As a treatise on masculinity the movie is pretty much intact (though the film plays much more on the nose, with characters verbalizing what was once subtext). However, regarding the nature of violence, thematically, things have shifted a bit. As Lurie stated in our interviewPeckinpah is much more from that school of violence being biologically embedded in us and and I’m from the point of view that violence is conditioned into us. So we told the same story but from different points of view.

As someone whose own personal take on violence is probably somewhere between the two, I can see some of the benefit of these changes. Do I think it’s a better choice? No. Does it play? In a way, it does. Still, there are several moments during the oft-advertised massacre at the end of the film where I could see the same gleam of joy and redemption in the eyes of Marsden’s David as I did in Hoffman’s. These final moments guide the film outside the grasp of Lurie’s intent and back into Peckinpah’s wheelhouse, which works fine for me. And as far as the massacre goes… if you were worried they were going to hold back, they don’t. Whether or not you cheer for it is something I would imagine Peckinpah and Lurie would have different responses to.

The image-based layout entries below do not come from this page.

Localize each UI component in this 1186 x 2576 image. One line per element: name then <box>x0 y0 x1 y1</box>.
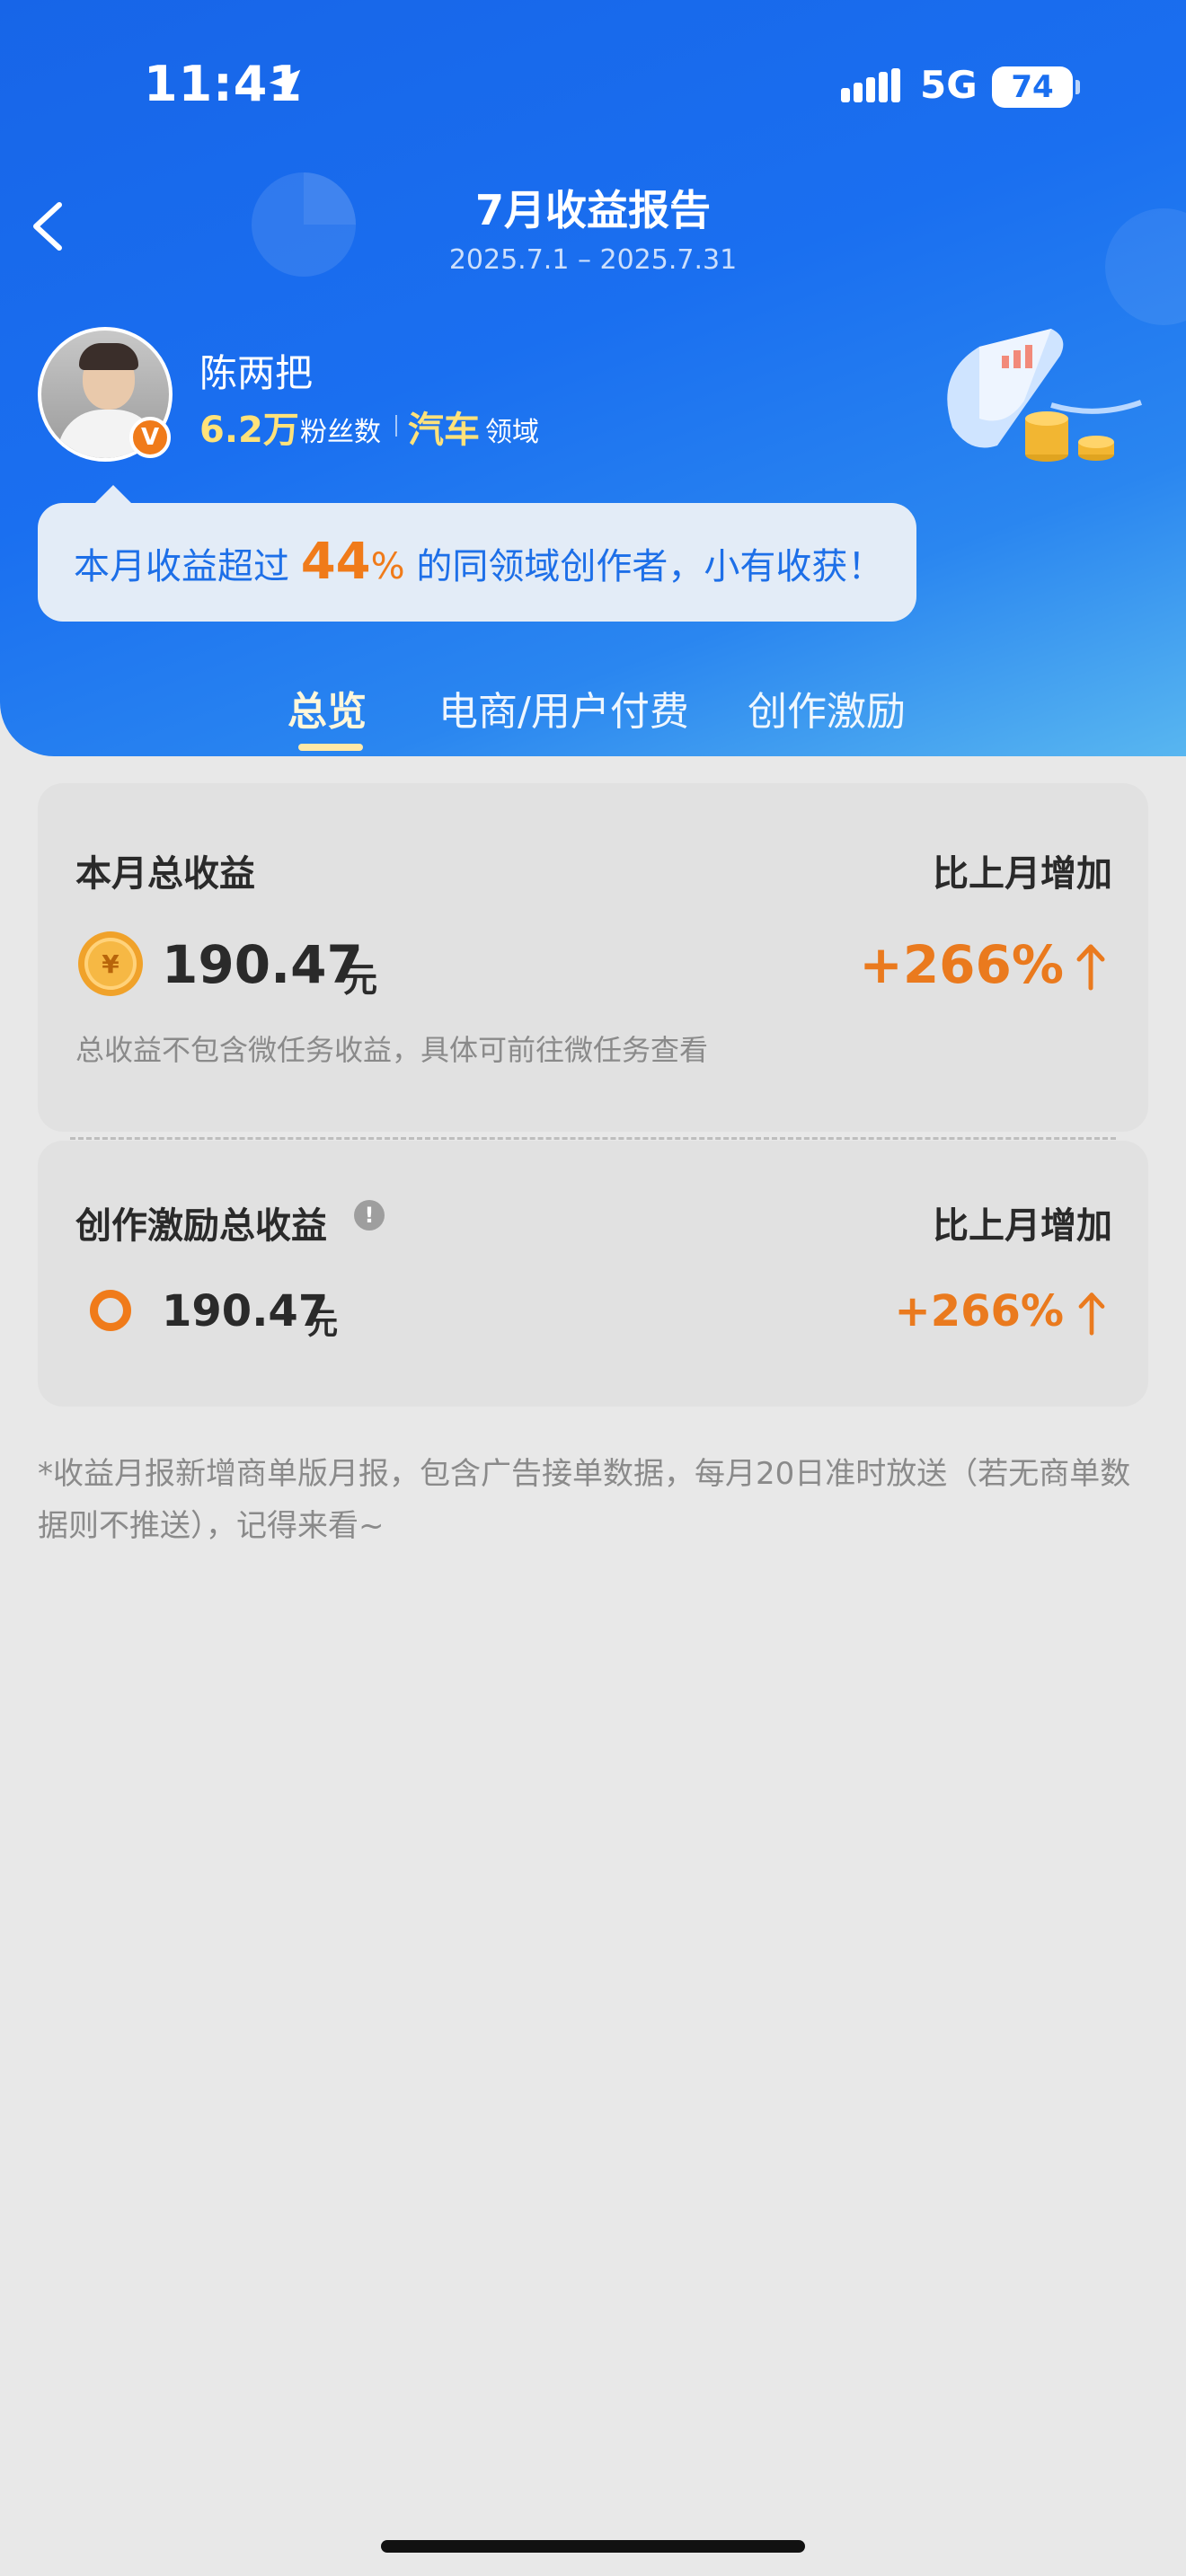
incentive-unit: 元 <box>307 1306 338 1342</box>
incentive-growth: +266% <box>894 1286 1064 1337</box>
date-range: 2025.7.1 – 2025.7.31 <box>448 244 738 276</box>
meta-divider <box>395 415 397 437</box>
field-name: 汽车 <box>408 410 480 451</box>
tab-incentive[interactable]: 创作激励 <box>748 679 906 737</box>
fans-count: 6.2万 <box>199 410 299 451</box>
bubble-percent-sign: % <box>370 546 405 587</box>
total-earnings-note: 总收益不包含微任务收益，具体可前往微任务查看 <box>75 1033 709 1067</box>
arrow-up-icon <box>1078 1292 1105 1336</box>
total-amount: 190.47 <box>162 934 363 995</box>
total-compare-label: 比上月增加 <box>933 853 1112 895</box>
coin-icon: ¥ <box>78 931 143 996</box>
footnote: *收益月报新增商单版月报，包含广告接单数据，每月20日准时放送（若无商单数据则不… <box>38 1456 1131 1544</box>
home-indicator[interactable] <box>381 2540 805 2553</box>
bubble-prefix: 本月收益超过 <box>74 546 301 587</box>
avatar-hair-shape <box>79 343 138 370</box>
bubble-suffix: 的同领域创作者，小有收获！ <box>404 546 884 587</box>
incentive-amount: 190.47 <box>162 1286 329 1337</box>
coin-symbol: ¥ <box>102 949 119 979</box>
battery-icon: 74 <box>992 66 1080 108</box>
ring-bullet-icon <box>90 1290 131 1331</box>
total-growth: +266% <box>859 934 1064 995</box>
ranking-bubble: 本月收益超过 44% 的同领域创作者，小有收获！ <box>38 485 916 622</box>
tab-ecommerce[interactable]: 电商/用户付费 <box>438 679 689 737</box>
tab-overview[interactable]: 总览 <box>288 679 367 737</box>
incentive-earnings-title: 创作激励总收益 <box>75 1205 327 1247</box>
page-title: 7月收益报告 <box>474 186 711 234</box>
info-icon[interactable]: ! <box>354 1200 385 1231</box>
user-name: 陈两把 <box>199 351 314 395</box>
total-earnings-title: 本月总收益 <box>75 853 255 895</box>
signal-icon <box>841 68 900 102</box>
total-unit: 元 <box>343 960 378 1000</box>
field-label: 领域 <box>485 417 539 448</box>
verified-badge-icon: V <box>129 417 171 458</box>
incentive-compare-label: 比上月增加 <box>933 1205 1112 1247</box>
tab-active-indicator <box>298 744 363 751</box>
fans-label: 粉丝数 <box>300 417 381 448</box>
incentive-earnings-card <box>38 1141 1148 1407</box>
report-illustration-icon <box>947 329 1143 462</box>
dashed-divider <box>70 1137 1116 1140</box>
arrow-up-icon <box>1076 944 1105 991</box>
network-label: 5G <box>920 63 978 107</box>
report-header: 11:41 5G 74 7月收益报告 2025.7.1 – 2025.7.31 … <box>0 0 1186 756</box>
bubble-percent: 44 <box>300 533 371 591</box>
location-arrow-icon <box>269 69 301 101</box>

SPOILERS (I guess, I mean the original is 40 years old).

In the original film after Charlie rapes Amy, Norman forces Charlie off at gunpoint and proceeds to rape her himself. In the new version, I didn’t see a gun or catch the implication of one. Charlie seems put off by this, but just kind of sits back and lets it happen without the threat of physical violence. It’s a strange change that almost makes Charlie a beta male within his own social circle, a conceit that the rest of the movie does not really support.